Metrics; Human Behavior.


  • We analyzed invalid certificates in the Web's PKI and have found that almost 88% of SSL/TLS certificates advertised over the past three years are invalid.  Because measurement studies of the HTTPS ecosystem generally focus only on valid certificates, this means that the vast majority of certificates available in the public Web had not been studied.  Through our analysis, we have demonstrated that despite their invalidity, much can be understood from invalid certificates, including the ability to track end-user devices by the certificates they give out.  We demonstrated that invalid SSL certificates allow us to uniquely track over 6.7M devices.  Taken together, our results open up a heretofore largely-ignored portion of the Internet to further study.

    During this past quarter, we investigated a discrepency between the datasets we use in this study, which reported dramatically different sets of hosts.  We concluded that this is largely due to blacklisting (either on behalf of the source or target of the measurements), and updated our analysis to account for this.  We are curating our analysis scripts and datasets to make them publicly available.

    This work was accepted to the ACM Internet Measurement Conference (ACM IMC 2016).

  • Key sharing is strictly forbidden (and typically assumed not to happen), but in reality, many websites—and the majority the most popular ones—are hosted at least in part by third parties such as content distribution networks (CDNs) or web hosting services.  Put simply: administrators of websites who deal with critically sensitive user data are giving their private keys to third parties.  Critically, this sharing of keys is undetectable by most users, and widely unknown even among researchers.  We performed a wide-scale measurement study of administrators' decisions regarding key sharing with third-party hosting services and the impact this sharing has on management.  We found widespread key sharing, outsourcing of key management, and that third-party providers are slightly more thorough (though slower) to react to key compromise

    During this past quarter, we refined our methods of determining who hosts a given certificate, and re-performed our analysis in light of these new methods.  This has resulted in an unprecedented dataset of (a) who hosts and who manages given certificates, (b) which domain names and Autonomous Systems are owned by the same companies.  We are finalizing our curating of this dataset to make it publicly available.
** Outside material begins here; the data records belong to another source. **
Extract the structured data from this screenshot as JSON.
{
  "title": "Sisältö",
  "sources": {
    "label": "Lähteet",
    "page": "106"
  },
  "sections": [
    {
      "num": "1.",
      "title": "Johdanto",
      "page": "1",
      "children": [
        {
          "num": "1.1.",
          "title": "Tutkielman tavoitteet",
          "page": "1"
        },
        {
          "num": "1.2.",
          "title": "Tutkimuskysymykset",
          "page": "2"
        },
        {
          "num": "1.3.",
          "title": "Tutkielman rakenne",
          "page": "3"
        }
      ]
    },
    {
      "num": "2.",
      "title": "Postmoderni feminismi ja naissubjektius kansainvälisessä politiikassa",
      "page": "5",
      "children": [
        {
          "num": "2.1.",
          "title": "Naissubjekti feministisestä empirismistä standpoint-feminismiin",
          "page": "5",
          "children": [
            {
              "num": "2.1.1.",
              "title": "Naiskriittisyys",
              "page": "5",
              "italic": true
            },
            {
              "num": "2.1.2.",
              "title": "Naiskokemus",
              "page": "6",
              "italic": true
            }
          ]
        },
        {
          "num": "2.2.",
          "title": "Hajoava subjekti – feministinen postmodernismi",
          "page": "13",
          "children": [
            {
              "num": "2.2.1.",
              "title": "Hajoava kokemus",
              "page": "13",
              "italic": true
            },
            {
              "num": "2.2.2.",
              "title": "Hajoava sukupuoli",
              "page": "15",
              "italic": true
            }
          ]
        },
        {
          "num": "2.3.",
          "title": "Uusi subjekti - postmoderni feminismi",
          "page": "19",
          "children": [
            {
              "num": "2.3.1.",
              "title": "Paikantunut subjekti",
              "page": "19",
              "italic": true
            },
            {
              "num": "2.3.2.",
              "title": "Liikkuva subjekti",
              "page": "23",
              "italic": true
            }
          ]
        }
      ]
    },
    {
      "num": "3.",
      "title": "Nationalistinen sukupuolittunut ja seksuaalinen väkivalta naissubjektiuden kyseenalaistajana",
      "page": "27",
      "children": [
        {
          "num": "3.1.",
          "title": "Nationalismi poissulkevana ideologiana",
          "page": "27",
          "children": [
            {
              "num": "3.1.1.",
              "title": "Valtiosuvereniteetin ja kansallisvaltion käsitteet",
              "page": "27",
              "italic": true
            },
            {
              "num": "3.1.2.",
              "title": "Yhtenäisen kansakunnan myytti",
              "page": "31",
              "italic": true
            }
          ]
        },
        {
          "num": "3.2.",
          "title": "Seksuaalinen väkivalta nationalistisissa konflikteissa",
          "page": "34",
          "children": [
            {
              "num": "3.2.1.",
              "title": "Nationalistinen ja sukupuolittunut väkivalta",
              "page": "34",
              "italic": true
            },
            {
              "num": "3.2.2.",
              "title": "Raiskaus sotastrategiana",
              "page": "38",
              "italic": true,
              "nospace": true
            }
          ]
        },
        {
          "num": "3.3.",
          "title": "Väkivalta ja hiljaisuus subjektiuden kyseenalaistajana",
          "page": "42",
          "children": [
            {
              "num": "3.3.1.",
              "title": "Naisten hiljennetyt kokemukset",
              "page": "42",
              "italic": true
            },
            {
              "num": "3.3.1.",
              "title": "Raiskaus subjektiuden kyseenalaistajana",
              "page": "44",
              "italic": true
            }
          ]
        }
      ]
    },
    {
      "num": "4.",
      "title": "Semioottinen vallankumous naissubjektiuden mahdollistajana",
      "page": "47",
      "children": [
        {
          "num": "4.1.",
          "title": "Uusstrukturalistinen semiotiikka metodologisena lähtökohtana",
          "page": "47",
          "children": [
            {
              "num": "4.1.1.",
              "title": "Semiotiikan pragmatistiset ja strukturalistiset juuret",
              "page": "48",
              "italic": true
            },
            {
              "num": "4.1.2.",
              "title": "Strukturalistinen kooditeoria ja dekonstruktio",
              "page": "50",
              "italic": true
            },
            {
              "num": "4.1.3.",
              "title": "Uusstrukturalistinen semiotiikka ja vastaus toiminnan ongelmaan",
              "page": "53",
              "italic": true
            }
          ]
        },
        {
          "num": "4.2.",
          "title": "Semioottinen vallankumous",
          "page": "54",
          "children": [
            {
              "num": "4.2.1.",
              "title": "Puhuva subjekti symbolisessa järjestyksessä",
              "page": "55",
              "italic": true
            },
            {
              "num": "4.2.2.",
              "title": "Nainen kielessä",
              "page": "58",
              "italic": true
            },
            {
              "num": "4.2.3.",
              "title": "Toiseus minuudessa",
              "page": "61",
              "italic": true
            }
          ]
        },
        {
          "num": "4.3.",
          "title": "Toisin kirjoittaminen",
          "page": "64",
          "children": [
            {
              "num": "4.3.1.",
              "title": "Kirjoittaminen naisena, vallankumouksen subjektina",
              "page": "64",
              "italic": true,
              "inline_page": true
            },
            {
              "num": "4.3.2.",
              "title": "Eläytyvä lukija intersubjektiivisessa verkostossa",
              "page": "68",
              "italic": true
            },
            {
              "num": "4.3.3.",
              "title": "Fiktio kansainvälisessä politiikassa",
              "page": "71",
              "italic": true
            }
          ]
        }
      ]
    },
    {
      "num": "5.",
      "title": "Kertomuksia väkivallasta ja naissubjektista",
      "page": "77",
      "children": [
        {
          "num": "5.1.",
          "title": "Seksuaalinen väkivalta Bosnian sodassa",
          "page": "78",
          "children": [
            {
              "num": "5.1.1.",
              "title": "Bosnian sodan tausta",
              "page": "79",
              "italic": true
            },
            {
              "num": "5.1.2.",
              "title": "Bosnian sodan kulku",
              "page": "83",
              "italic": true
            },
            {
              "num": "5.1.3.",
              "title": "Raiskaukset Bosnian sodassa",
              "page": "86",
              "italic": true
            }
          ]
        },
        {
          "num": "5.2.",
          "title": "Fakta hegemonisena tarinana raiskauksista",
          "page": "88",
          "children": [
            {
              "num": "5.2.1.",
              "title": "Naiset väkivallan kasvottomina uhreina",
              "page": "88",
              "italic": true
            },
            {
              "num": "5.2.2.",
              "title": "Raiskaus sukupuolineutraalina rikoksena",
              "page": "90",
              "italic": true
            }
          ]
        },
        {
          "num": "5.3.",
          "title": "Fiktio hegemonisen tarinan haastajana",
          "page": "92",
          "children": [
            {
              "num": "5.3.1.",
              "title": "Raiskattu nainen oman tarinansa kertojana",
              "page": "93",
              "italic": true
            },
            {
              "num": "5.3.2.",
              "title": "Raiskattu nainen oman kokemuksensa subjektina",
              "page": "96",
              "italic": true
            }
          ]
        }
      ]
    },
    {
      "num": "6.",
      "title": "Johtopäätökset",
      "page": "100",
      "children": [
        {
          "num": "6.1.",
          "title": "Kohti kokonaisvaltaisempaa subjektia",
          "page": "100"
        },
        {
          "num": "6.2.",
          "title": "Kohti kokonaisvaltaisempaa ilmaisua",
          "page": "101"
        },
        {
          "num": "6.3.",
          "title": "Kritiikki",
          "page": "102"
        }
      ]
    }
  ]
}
    This work was accepted to the ACM Conference on Computer and Communications Security (ACM CCS 2016).
  • Browsers must periodically download revocation information from CAs, or else the efforts on behalf of website administrators would be wasted.  Unfortunately, browser developers are reluctant to do this, as it consumes bandwidth and potentially increases page load times.  We have developed techniques for more efficiently disseminating revocation information.  Our initial designs include probabilistic data structures known as Bloom filters that browsers can download and query to determine if a given certificate has been revoked.  One of the key concerns with Bloom filters is false positives, which in this case would correspond to a browser believing that a certificate has been revoked when in fact it has not (a fail-safe default, but also a potential source of inefficiency).  We have thus developed techniques for identifying false positives and disseminating those, as well.  We are also investigating group signature-based schemes that permit multiple CAs to their portion of a Bloom filter that aggregates all of the CAs' revocation information.  We have developed a Firefox plugin that implements our initial design.


This quarter, Levin presented the results to groups of graduate and undergraduate students at UMD, as well as students and faculty at several other U.S. universities.  Levin also presented results to international collaborators at the University of Jordan in Amman, Jordan.  Levin also presented these results (particularly those pertaining to key sharing) to CloudFlare, one of the largest CDNs to host HTTPS content.